When these genes come in close contact, a regulatory region of the FIP1L1 gene continually activates the PDGFRA gene, causing it to spur cell growth, according to the researchers. They used genomic data from projects such as The Cancer Genome Atlas (TCGA) to identify pairs of genes—including these two—that were abnormally expressed in gliomas with IDH mutations.
Another Cancer-Causing Mechanism
Cancers are frequently driven by genes that are switched on inappropriately through various mechanisms, such as mutations and fusions with DNA from other parts of the genome. But this study is the first to provide evidence that changes in the packaging of chromatin may also be a mechanism for the activation of growth-promoting genes.
Other types of cancer beyond gliomas have frequent IDH mutations, including some forms of leukemia and lymphoma. The study authors have begun to repeat their analyses in other types of cancer.
“This is an extremely interesting study,” commented Jean-Claude Zenklusen, Ph.D., of NCI’s Center for Cancer Genomics and the director of TCGA. “It expands our understanding of the complexity of processes involved in the development of cancer.”
The structure of chromatin is “exceptionally intricate,” wrote Matthew R. Grimmer, Ph.D., and Joseph F. Costello, Ph.D., of the University of California, San Francisco, in an accompanying editorial. DNA segments known as insulators normally ensure that genes and genetic elements in one loop do not interact with counterparts in other loops. But when insulators are altered or missing, which can occur through hypermethylation, the result may be inappropriate gene activity, as was observed in IDH-mutant gliomas.

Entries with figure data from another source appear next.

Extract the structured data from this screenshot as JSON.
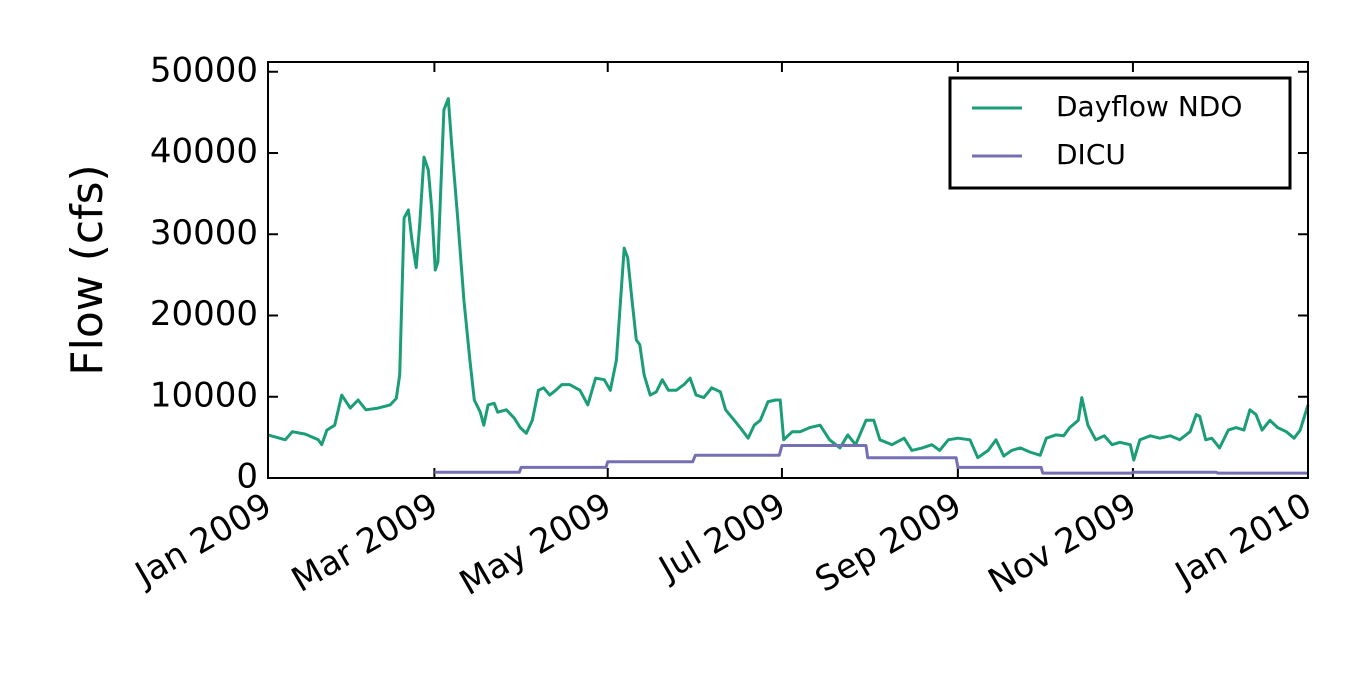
{
  "chart_data": {
    "type": "line",
    "y_label": "Flow (cfs)",
    "xlim": [
      0,
      12
    ],
    "xticks": [
      {
        "value": 0,
        "label": "Jan 2009"
      },
      {
        "value": 1.92,
        "label": "Mar 2009"
      },
      {
        "value": 3.92,
        "label": "May 2009"
      },
      {
        "value": 5.93,
        "label": "Jul 2009"
      },
      {
        "value": 7.96,
        "label": "Sep 2009"
      },
      {
        "value": 9.98,
        "label": "Nov 2009"
      },
      {
        "value": 12,
        "label": "Jan 2010"
      }
    ],
    "ylim": [
      0,
      51200
    ],
    "yticks": [
      0,
      10000,
      20000,
      30000,
      40000,
      50000
    ],
    "legend": "upper right",
    "series": [
      {
        "name": "Dayflow NDO",
        "color": "#1b9e77",
        "x": [
          0,
          0.2,
          0.28,
          0.43,
          0.58,
          0.62,
          0.68,
          0.77,
          0.85,
          0.95,
          1.04,
          1.13,
          1.27,
          1.41,
          1.48,
          1.52,
          1.57,
          1.62,
          1.66,
          1.71,
          1.75,
          1.8,
          1.85,
          1.89,
          1.93,
          1.96,
          2.03,
          2.08,
          2.12,
          2.19,
          2.26,
          2.33,
          2.38,
          2.45,
          2.49,
          2.54,
          2.61,
          2.65,
          2.75,
          2.84,
          2.91,
          2.98,
          3.05,
          3.12,
          3.18,
          3.25,
          3.32,
          3.39,
          3.48,
          3.6,
          3.69,
          3.78,
          3.88,
          3.95,
          4.02,
          4.06,
          4.11,
          4.15,
          4.2,
          4.25,
          4.29,
          4.34,
          4.41,
          4.48,
          4.55,
          4.62,
          4.71,
          4.8,
          4.87,
          4.94,
          5.03,
          5.12,
          5.22,
          5.28,
          5.38,
          5.47,
          5.54,
          5.61,
          5.68,
          5.77,
          5.86,
          5.91,
          5.95,
          6.05,
          6.14,
          6.25,
          6.37,
          6.48,
          6.6,
          6.69,
          6.78,
          6.9,
          6.99,
          7.06,
          7.2,
          7.34,
          7.43,
          7.55,
          7.66,
          7.75,
          7.85,
          7.96,
          8.1,
          8.19,
          8.31,
          8.4,
          8.49,
          8.58,
          8.68,
          8.79,
          8.91,
          8.98,
          9.09,
          9.18,
          9.25,
          9.35,
          9.39,
          9.46,
          9.55,
          9.65,
          9.74,
          9.83,
          9.95,
          9.99,
          10.06,
          10.18,
          10.29,
          10.41,
          10.52,
          10.64,
          10.71,
          10.75,
          10.82,
          10.89,
          10.98,
          11.08,
          11.17,
          11.26,
          11.33,
          11.4,
          11.47,
          11.56,
          11.65,
          11.75,
          11.84,
          11.91,
          12
        ],
        "values": [
          5300,
          4700,
          5700,
          5400,
          4700,
          4100,
          5900,
          6500,
          10200,
          8600,
          9600,
          8400,
          8600,
          9000,
          9800,
          12700,
          32000,
          33000,
          29300,
          25900,
          31200,
          39500,
          37900,
          33000,
          25600,
          26600,
          45300,
          46700,
          41000,
          31800,
          21900,
          14500,
          9600,
          8100,
          6500,
          9000,
          9200,
          8100,
          8400,
          7400,
          6200,
          5500,
          7100,
          10800,
          11100,
          10200,
          10800,
          11500,
          11500,
          10800,
          9000,
          12300,
          12100,
          10800,
          14500,
          20700,
          28300,
          27100,
          21900,
          17000,
          16400,
          12700,
          10200,
          10600,
          12100,
          10800,
          10800,
          11500,
          12300,
          10200,
          9900,
          11100,
          10600,
          8400,
          7100,
          5900,
          4900,
          6500,
          7100,
          9400,
          9600,
          9600,
          4700,
          5700,
          5700,
          6200,
          6500,
          4700,
          3700,
          5300,
          4100,
          7100,
          7100,
          4700,
          4100,
          4900,
          3400,
          3700,
          4100,
          3400,
          4700,
          4900,
          4700,
          2500,
          3400,
          4700,
          2700,
          3400,
          3700,
          3200,
          2800,
          4900,
          5300,
          5200,
          6200,
          7100,
          9900,
          6500,
          4700,
          5200,
          4100,
          4400,
          4100,
          2200,
          4700,
          5200,
          4900,
          5200,
          4700,
          5700,
          7800,
          7600,
          4700,
          4900,
          3700,
          5900,
          6200,
          5900,
          8400,
          7800,
          5900,
          7100,
          6200,
          5700,
          4900,
          5900,
          9000
        ]
      },
      {
        "name": "DICU",
        "color": "#7570b3",
        "x": [
          1.92,
          2.9,
          2.92,
          3.9,
          3.92,
          4.9,
          4.93,
          5.9,
          5.93,
          6.9,
          6.92,
          7.94,
          7.96,
          8.92,
          8.94,
          9.96,
          9.98,
          10.94,
          10.96,
          12
        ],
        "values": [
          700,
          700,
          1300,
          1300,
          2000,
          2000,
          2800,
          2800,
          4000,
          4000,
          2500,
          2500,
          1300,
          1300,
          600,
          600,
          700,
          700,
          600,
          600
        ]
      }
    ]
  }
}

Although FIP1L1 and PDGFRA may cooperate in causing cancer in IDH-mutant gliomas, neither gene has any mutations or alterations, observed coauthor William Flavahan, Ph.D., of the Broad Institute. “Our findings show that defects in chromatin structure can cause the activation of cancer-causing genes that are genetically intact,” he added.
Building on the Past
The current work builds on a large-scale genomic study published in 2008 that first linked mutations in IDH genes to brain cancer and showed that gliomas with mutations in the IDH1 gene were associated with a better prognosis compared with gliomas that lacked the mutations.
Drugs that inhibit the effects of IDH mutations have been evaluated in clinical trials, and the new findings offer some “intriguing insights” into potential therapeutic approaches, the study authors noted in a release. These include IDH inhibitors “as well as agents that reduce the associated DNA methylation or target the downstream cancer genes,” the authors wrote.

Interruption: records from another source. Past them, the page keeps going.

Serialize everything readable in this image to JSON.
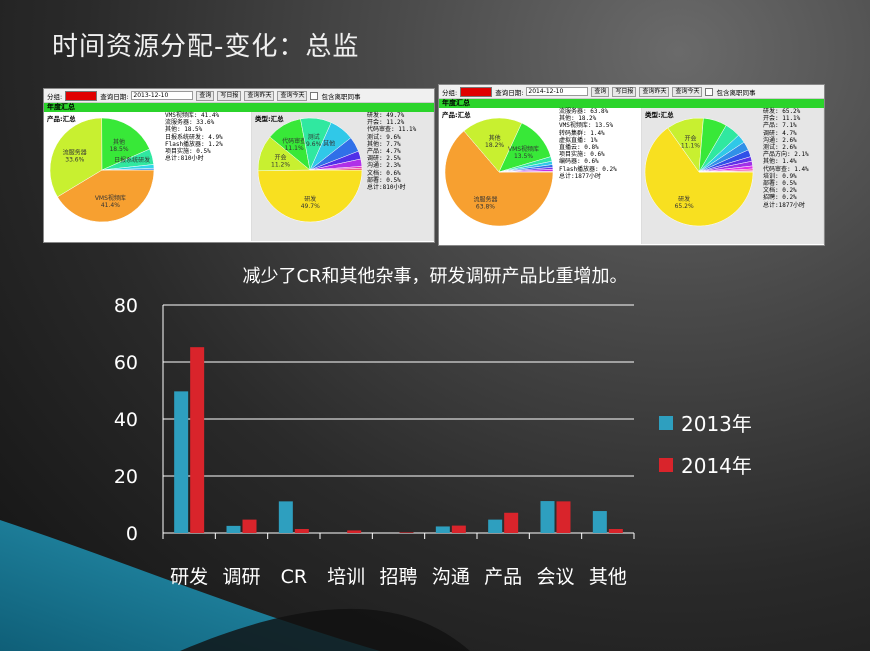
{
  "slide": {
    "title": "时间资源分配-变化：总监",
    "caption": "减少了CR和其他杂事，研发调研产品比重增加。"
  },
  "shots": [
    {
      "id": "2013",
      "toolbar": {
        "group_label": "分组:",
        "date_label": "查询日期:",
        "date_value": "2013-12-10",
        "buttons": [
          "查询",
          "写日报",
          "查询昨天",
          "查询今天"
        ],
        "checkbox_label": "包含离职同事"
      },
      "section_title": "年度汇总",
      "left": {
        "header": "产品:汇总",
        "slices": [
          {
            "label": "VMS视频库",
            "value": 41.4,
            "color": "#f7a030",
            "tag": "VMS视频库",
            "pct": "41.4%"
          },
          {
            "label": "流服务器",
            "value": 33.6,
            "color": "#c8f030",
            "tag": "流服务器",
            "pct": "33.6%"
          },
          {
            "label": "其他",
            "value": 18.5,
            "color": "#38e838",
            "tag": "其他",
            "pct": "18.5%"
          },
          {
            "label": "日报系统研发",
            "value": 4.9,
            "color": "#30e8a0",
            "tag": "日报系统研发",
            "pct": ""
          },
          {
            "label": "Flash播放器",
            "value": 1.2,
            "color": "#30d8e8",
            "tag": "",
            "pct": ""
          },
          {
            "label": "项目实施",
            "value": 0.5,
            "color": "#3090e8",
            "tag": "",
            "pct": ""
          }
        ],
        "legend": [
          "VMS视频库: 41.4%",
          "流服务器: 33.6%",
          "其他: 18.5%",
          "日报系统研发: 4.9%",
          "Flash播放器: 1.2%",
          "项目实施: 0.5%",
          "总计:810小时"
        ]
      },
      "right": {
        "header": "类型:汇总",
        "slices": [
          {
            "label": "研发",
            "value": 49.7,
            "color": "#f8e020",
            "tag": "研发",
            "pct": "49.7%"
          },
          {
            "label": "开会",
            "value": 11.2,
            "color": "#c8f030",
            "tag": "开会",
            "pct": "11.2%"
          },
          {
            "label": "代码审查",
            "value": 11.1,
            "color": "#38e838",
            "tag": "代码审查",
            "pct": "11.1%"
          },
          {
            "label": "测试",
            "value": 9.6,
            "color": "#30e8a0",
            "tag": "测试",
            "pct": "9.6%"
          },
          {
            "label": "其他",
            "value": 7.7,
            "color": "#30c8e8",
            "tag": "其他",
            "pct": ""
          },
          {
            "label": "产品",
            "value": 4.7,
            "color": "#3070e8",
            "tag": "",
            "pct": ""
          },
          {
            "label": "调研",
            "value": 2.5,
            "color": "#5030e8",
            "tag": "",
            "pct": ""
          },
          {
            "label": "沟通",
            "value": 2.3,
            "color": "#b030e8",
            "tag": "",
            "pct": ""
          },
          {
            "label": "文档",
            "value": 0.6,
            "color": "#e830c0",
            "tag": "",
            "pct": ""
          },
          {
            "label": "部署",
            "value": 0.5,
            "color": "#e83060",
            "tag": "",
            "pct": ""
          }
        ],
        "legend": [
          "研发: 49.7%",
          "开会: 11.2%",
          "代码审查: 11.1%",
          "测试: 9.6%",
          "其他: 7.7%",
          "产品: 4.7%",
          "调研: 2.5%",
          "沟通: 2.3%",
          "文档: 0.6%",
          "部署: 0.5%",
          "总计:810小时"
        ]
      }
    },
    {
      "id": "2014",
      "toolbar": {
        "group_label": "分组:",
        "date_label": "查询日期:",
        "date_value": "2014-12-10",
        "buttons": [
          "查询",
          "写日报",
          "查询昨天",
          "查询今天"
        ],
        "checkbox_label": "包含离职同事"
      },
      "section_title": "年度汇总",
      "left": {
        "header": "产品:汇总",
        "slices": [
          {
            "label": "流服务器",
            "value": 63.8,
            "color": "#f7a030",
            "tag": "流服务器",
            "pct": "63.8%"
          },
          {
            "label": "其他",
            "value": 18.2,
            "color": "#c8f030",
            "tag": "其他",
            "pct": "18.2%"
          },
          {
            "label": "VMS视频库",
            "value": 13.5,
            "color": "#38e838",
            "tag": "VMS视频库",
            "pct": "13.5%"
          },
          {
            "label": "转码集群",
            "value": 1.4,
            "color": "#30e8a0",
            "tag": "",
            "pct": ""
          },
          {
            "label": "虚拟直播",
            "value": 1,
            "color": "#30c8e8",
            "tag": "",
            "pct": ""
          },
          {
            "label": "直播云",
            "value": 0.8,
            "color": "#3070e8",
            "tag": "",
            "pct": ""
          },
          {
            "label": "项目实施",
            "value": 0.6,
            "color": "#7030e8",
            "tag": "",
            "pct": ""
          },
          {
            "label": "编码器",
            "value": 0.6,
            "color": "#c030e8",
            "tag": "",
            "pct": ""
          },
          {
            "label": "Flash播放器",
            "value": 0.2,
            "color": "#e830a0",
            "tag": "",
            "pct": ""
          }
        ],
        "legend": [
          "流服务器: 63.8%",
          "其他: 18.2%",
          "VMS视频库: 13.5%",
          "转码集群: 1.4%",
          "虚拟直播: 1%",
          "直播云: 0.8%",
          "项目实施: 0.6%",
          "编码器: 0.6%",
          "Flash播放器: 0.2%",
          "总计:1877小时"
        ]
      },
      "right": {
        "header": "类型:汇总",
        "slices": [
          {
            "label": "研发",
            "value": 65.2,
            "color": "#f8e020",
            "tag": "研发",
            "pct": "65.2%"
          },
          {
            "label": "开会",
            "value": 11.1,
            "color": "#c8f030",
            "tag": "开会",
            "pct": "11.1%"
          },
          {
            "label": "产品",
            "value": 7.1,
            "color": "#38e838",
            "tag": "",
            "pct": ""
          },
          {
            "label": "调研",
            "value": 4.7,
            "color": "#30e8a0",
            "tag": "",
            "pct": ""
          },
          {
            "label": "沟通",
            "value": 2.6,
            "color": "#30c8e8",
            "tag": "",
            "pct": ""
          },
          {
            "label": "测试",
            "value": 2.6,
            "color": "#3090e8",
            "tag": "",
            "pct": ""
          },
          {
            "label": "产品方向",
            "value": 2.1,
            "color": "#3050e8",
            "tag": "",
            "pct": ""
          },
          {
            "label": "其他",
            "value": 1.4,
            "color": "#6030e8",
            "tag": "",
            "pct": ""
          },
          {
            "label": "代码审查",
            "value": 1.4,
            "color": "#a030e8",
            "tag": "",
            "pct": ""
          },
          {
            "label": "培训",
            "value": 0.9,
            "color": "#e030e8",
            "tag": "",
            "pct": ""
          },
          {
            "label": "部署",
            "value": 0.5,
            "color": "#e830a0",
            "tag": "",
            "pct": ""
          },
          {
            "label": "文档",
            "value": 0.2,
            "color": "#e83060",
            "tag": "",
            "pct": ""
          },
          {
            "label": "招聘",
            "value": 0.2,
            "color": "#e85030",
            "tag": "",
            "pct": ""
          }
        ],
        "legend": [
          "研发: 65.2%",
          "开会: 11.1%",
          "产品: 7.1%",
          "调研: 4.7%",
          "沟通: 2.6%",
          "测试: 2.6%",
          "产品方向: 2.1%",
          "其他: 1.4%",
          "代码审查: 1.4%",
          "培训: 0.9%",
          "部署: 0.5%",
          "文档: 0.2%",
          "招聘: 0.2%",
          "总计:1877小时"
        ]
      }
    }
  ],
  "chart_data": {
    "type": "bar",
    "categories": [
      "研发",
      "调研",
      "CR",
      "培训",
      "招聘",
      "沟通",
      "产品",
      "会议",
      "其他"
    ],
    "series": [
      {
        "name": "2013年",
        "color": "#2e9fbf",
        "values": [
          49.7,
          2.5,
          11.1,
          0,
          0,
          2.3,
          4.7,
          11.2,
          7.7
        ]
      },
      {
        "name": "2014年",
        "color": "#d9242b",
        "values": [
          65.2,
          4.7,
          1.4,
          0.9,
          0.2,
          2.6,
          7.1,
          11.1,
          1.4
        ]
      }
    ],
    "ylim": [
      0,
      80
    ],
    "yticks": [
      "0",
      "20",
      "40",
      "60",
      "80"
    ],
    "grid": true,
    "legend": "right"
  }
}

More research is needed to explore basic questions raised by the study. For instance, are there other cancer-causing genes affected by the structural changes induced by IDH1 mutations? This is likely to be the case, but many newly activated genes “may also be ‘passenger’ events, which have no functional consequences,” cautioned Drs. Grimmer and Costello in their editorial.
The new findings also illustrate the enduring value of genome sequencing data produced by TCGA, noted Dr. Zenklusen.
“TCGA data allows researchers to investigate facets of cancer biology that were not even imagined when the project began to generate information years ago,” he said. “The richness of this resource will give investigators opportunities to explore fundamental questions about cancer for decades to come.”